La Québécoise de 44 ans était directrice de la chaîne jeunesse/ados VRAK chez Bell Média depuis sept ans quand elle a reçu l'appel de Netflix en 2015. Chez VRAK, on lui doit notamment les séries Le chalet et Jérémie. « Ce fut un tournant dans le type de dramatiques qu'on offre aux jeunes Québécois, dit-elle. C'est super important que les jeunes comme les adultes aient des contenus dans lesquels ils se reconnaissent. »

Les coulisses de la télé, Dominique Bazay s'y sent à l'aise depuis longtemps. À 10 ans, elle accompagnait son père journaliste pour ses interventions en direct au National, à CBC. Son père, David Bazay, a été correspondant pour CBC au Québec et à Paris. « J'ai commencé à donner des notes sur le contenu à 10 ans ! Mon père nous emmenait sur ses reportages, on allait le regarder faire ses directs [pour le bulletin The National] sur les Champs-Élysées à Paris, et j'étais responsable de sa coiffure... »

La famille revient ensuite au Canada. Après ses études collégiales à Québec, Dominique Bazay commence sa carrière dans l'industrie de la télé à Toronto, où elle fait des ventes internationales pour Paragon Entertainment puis pour BBC. À 25 ans, elle passe chez DMX Media, un producteur de contenu jeunesse et famille. En 2008, elle revient au Québec chez Astral pour diriger la chaîne jeunesse VRAK.

« Dominique a une qualité primordiale : elle adore la jeunesse, elle les appelle "les gamins". Elle a un amour des jeunes et des enfants.

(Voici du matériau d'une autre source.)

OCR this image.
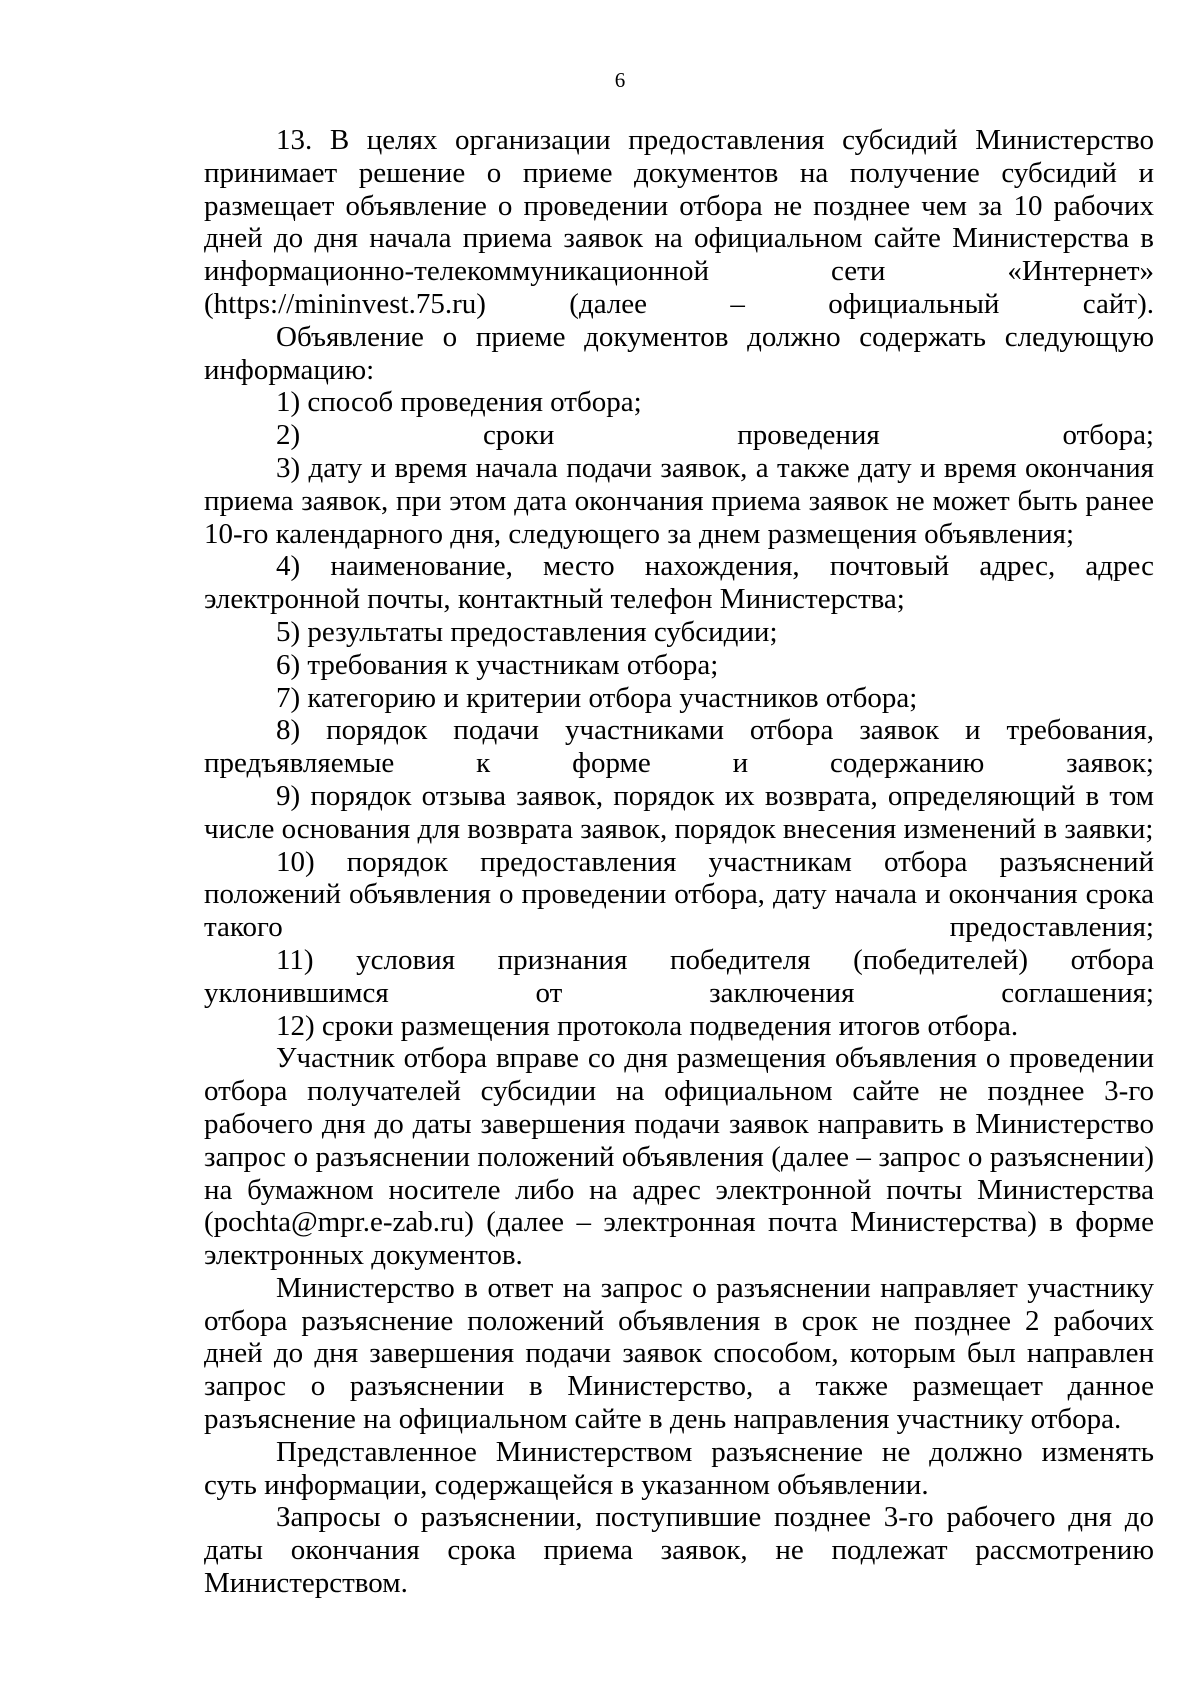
6

13. В целях организации предоставления субсидий Министерство принимает решение о приеме документов на получение субсидий и размещает объявление о проведении отбора не позднее чем за 10 рабочих дней до дня начала приема заявок на официальном сайте Министерства в информационно-телекоммуникационной сети «Интернет» (https://mininvest.75.ru) (далее – официальный сайт).

Объявление о приеме документов должно содержать следующую информацию:

1) способ проведения отбора;

2) сроки проведения отбора;

3) дату и время начала подачи заявок, а также дату и время окончания приема заявок, при этом дата окончания приема заявок не может быть ранее 10-го календарного дня, следующего за днем размещения объявления;

4) наименование, место нахождения, почтовый адрес, адрес электронной почты, контактный телефон Министерства;

5) результаты предоставления субсидии;

6) требования к участникам отбора;

7) категорию и критерии отбора участников отбора;

8) порядок подачи участниками отбора заявок и требования, предъявляемые к форме и содержанию заявок;

9) порядок отзыва заявок, порядок их возврата, определяющий в том числе основания для возврата заявок, порядок внесения изменений в заявки;

10) порядок предоставления участникам отбора разъяснений положений объявления о проведении отбора, дату начала и окончания срока такого предоставления;

11) условия признания победителя (победителей) отбора уклонившимся от заключения соглашения;

12) сроки размещения протокола подведения итогов отбора.

Участник отбора вправе со дня размещения объявления о проведении отбора получателей субсидии на официальном сайте не позднее 3-го рабочего дня до даты завершения подачи заявок направить в Министерство запрос о разъяснении положений объявления (далее – запрос о разъяснении) на бумажном носителе либо на адрес электронной почты Министерства (pochta@mpr.e-zab.ru) (далее – электронная почта Министерства) в форме электронных документов.

Министерство в ответ на запрос о разъяснении направляет участнику отбора разъяснение положений объявления в срок не позднее 2 рабочих дней до дня завершения подачи заявок способом, которым был направлен запрос о разъяснении в Министерство, а также размещает данное разъяснение на официальном сайте в день направления участнику отбора.

Представленное Министерством разъяснение не должно изменять суть информации, содержащейся в указанном объявлении.

Запросы о разъяснении, поступившие позднее 3-го рабочего дня до даты окончания срока приема заявок, не подлежат рассмотрению Министерством.
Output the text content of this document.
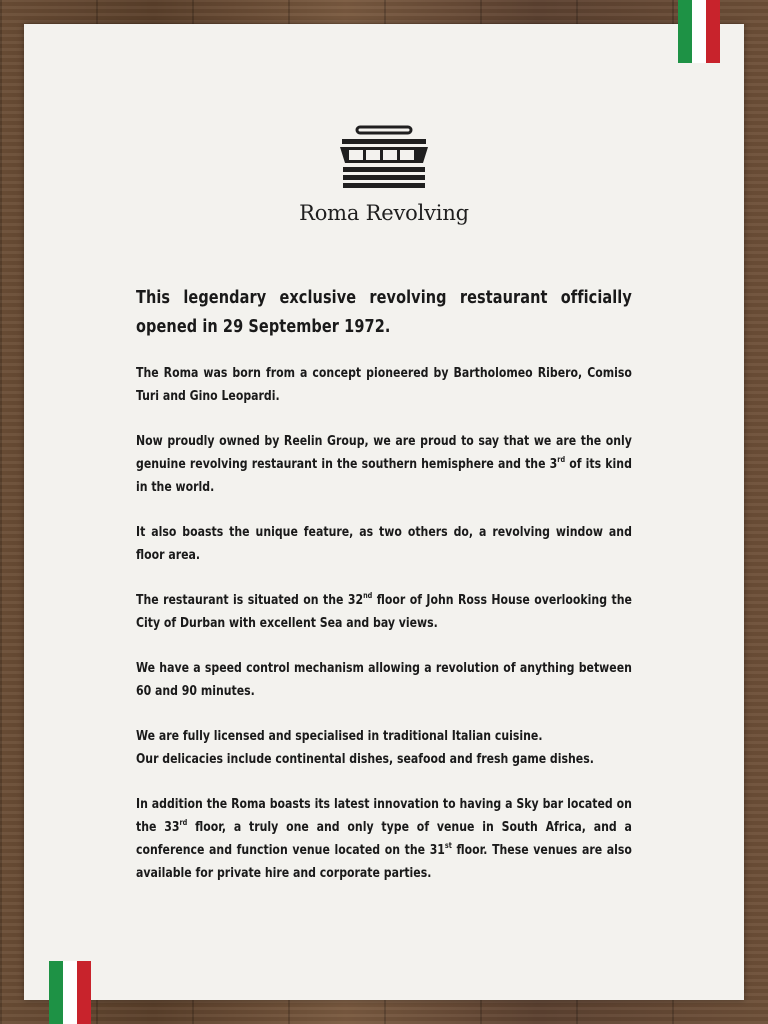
Roma Revolving

This legendary exclusive revolving restaurant officially opened in 29 September 1972.

The Roma was born from a concept pioneered by Bartholomeo Ribero, Comiso Turi and Gino Leopardi.

Now proudly owned by Reelin Group, we are proud to say that we are the only genuine revolving restaurant in the southern hemisphere and the 3rd of its kind in the world.

It also boasts the unique feature, as two others do, a revolving window and floor area.

The restaurant is situated on the 32nd floor of John Ross House overlooking the City of Durban with excellent Sea and bay views.

We have a speed control mechanism allowing a revolution of anything between 60 and 90 minutes.

We are fully licensed and specialised in traditional Italian cuisine.
Our delicacies include continental dishes, seafood and fresh game dishes.

In addition the Roma boasts its latest innovation to having a Sky bar located on the 33rd floor, a truly one and only type of venue in South Africa, and a conference and function venue located on the 31st floor. These venues are also available for private hire and corporate parties.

Elle est capable d'amener les créateurs plus loin, d'avoir une vision et d'échanger avec eux », dit la PDG de Télé-Québec Marie Collin, qui l'a engagée chez VRAK et qui a été sa patronne chez Astral et Bell Média.

Chez Netflix, Dominique Bazay est directrice des acquisitions jeunesse. « Les enfants s'adaptent, ils ont une imagination fertile, ça nous permet de raconter des histoires, dit-elle. Nous voulons trouver des projets dans lesquels les jeunes peuvent se reconnaître. Je viens de passer un mois à Amsterdam et dans les pays scandinaves pour trouver des produits locaux qui vont parler aux jeunes de ces régions. »

Enfant, Dominique Bazay était une grande fan de Goldorak, a appris son anglais avec Sesame Street et regardait Passe-Partout si fidèlement qu'elle se rappelle encore les comptines. « Je brosse, brosse, brosse encore mes dents », dit-elle en riant.

Aucun doute, celle qui joue un rôle-clé au sein de la plus grande chaîne télé jeunesse au monde n'a pas oublié ses racines québécoises.